What Happened: Hamas / Israel war
What’s It Mean: By now, you’re all aware of the tragic events that have unfolded this week within Israel. The events have created global uncertainty in a variety of markets. Ironically, for the majority of the week, stocks traded higher as a direct result of interest rates declining. Typically, when there is global uncertainty, capital runs into safety which remains the US treasury market. Consider for a moment, if you run a sovereign wealth fund in the Middle East and are concerned about your risk exposure. You may quickly shift money into US Treasuries for safety even if it is for a short period of time. When money flows into the US Treasury market, this creates increased demand for our bonds which then reduces the interest rates. A reduction in interest rates is a positive for stocks and is why, in our opinion, markets traded higher most of the week.
Why do we care? While the situation within Israel and Gaza is a day-by-day event, we feel this may give the Fed even further excuse to pause their rate hikes in the face of inflationary concerns. The US stock market seems to be much more concerned about inflation and interest rates than geopolitical issues, at least at this point in time. There is much speculation surrounding whether or not Iran will become more involved, and what the US response would be in that instance. Oil markets have been moving higher as has Gold.
For the last several years, it hasn’t proven beneficial to be diversified among various different asset classes such as Gold; however, that seems to be changing very quickly. I will be writing more about our positive outlook into year end and specifically into 2024, but for now, clients can feel comfortable in the fact that portfolios remain well diversified and in the areas we see great opportunity.
What Happened: Inflationary reports from PPI Producer Price Index and CPI Consumer Price Index.

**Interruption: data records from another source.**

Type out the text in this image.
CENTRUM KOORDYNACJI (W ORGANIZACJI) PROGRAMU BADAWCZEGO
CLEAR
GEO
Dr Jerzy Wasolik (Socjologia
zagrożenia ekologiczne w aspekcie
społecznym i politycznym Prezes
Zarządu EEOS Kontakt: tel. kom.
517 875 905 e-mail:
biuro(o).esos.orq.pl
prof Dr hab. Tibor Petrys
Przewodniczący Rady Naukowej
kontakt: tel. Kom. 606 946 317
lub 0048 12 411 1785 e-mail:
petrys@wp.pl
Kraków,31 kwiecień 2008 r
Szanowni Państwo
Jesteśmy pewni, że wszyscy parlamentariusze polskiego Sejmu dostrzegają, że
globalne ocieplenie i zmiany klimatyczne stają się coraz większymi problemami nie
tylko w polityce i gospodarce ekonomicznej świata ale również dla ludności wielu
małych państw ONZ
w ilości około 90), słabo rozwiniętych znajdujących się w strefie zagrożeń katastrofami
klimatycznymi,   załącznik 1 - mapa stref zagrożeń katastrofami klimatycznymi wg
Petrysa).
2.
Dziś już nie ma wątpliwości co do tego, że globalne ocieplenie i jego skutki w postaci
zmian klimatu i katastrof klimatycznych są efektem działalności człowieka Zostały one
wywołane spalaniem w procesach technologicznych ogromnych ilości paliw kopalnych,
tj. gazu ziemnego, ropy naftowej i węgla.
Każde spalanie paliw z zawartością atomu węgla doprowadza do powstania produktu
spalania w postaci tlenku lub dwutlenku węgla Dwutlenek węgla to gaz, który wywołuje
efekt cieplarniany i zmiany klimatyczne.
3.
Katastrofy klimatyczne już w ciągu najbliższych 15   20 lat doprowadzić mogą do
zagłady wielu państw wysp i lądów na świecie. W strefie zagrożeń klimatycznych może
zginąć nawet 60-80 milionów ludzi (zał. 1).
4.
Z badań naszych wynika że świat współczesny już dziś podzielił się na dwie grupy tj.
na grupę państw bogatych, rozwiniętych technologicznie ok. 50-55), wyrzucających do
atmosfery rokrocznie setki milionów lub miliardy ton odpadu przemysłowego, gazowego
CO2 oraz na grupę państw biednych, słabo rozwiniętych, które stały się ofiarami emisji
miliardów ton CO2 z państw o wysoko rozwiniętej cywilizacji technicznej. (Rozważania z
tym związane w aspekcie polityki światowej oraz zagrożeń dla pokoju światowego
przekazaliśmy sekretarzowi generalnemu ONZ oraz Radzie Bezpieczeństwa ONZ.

What’s It Mean: Surprisingly, we got a very hot PPI number this week which would have recently increased rates and hurt stocks. Ironically, this did not happen which we feel is due to the shift in focus from US Inflationary concern towards the war overseas. CPI was in-line with expectations; however, still quite a bit higher than the FOMC target of 2%. Again, interest rates were not impacted and stocks reacted favorably.
Why do we care? It seems that investor concern is shifting away from the interest rate markets and inflationary concern and more on the geopolitical events unfolding abroad. As global capital moves into the safety of US Treasuries, the demand for our bonds is a boost for equities. Should this continue, we expect rates to decline further while stocks continue to benefit. We will watch this relationship closely.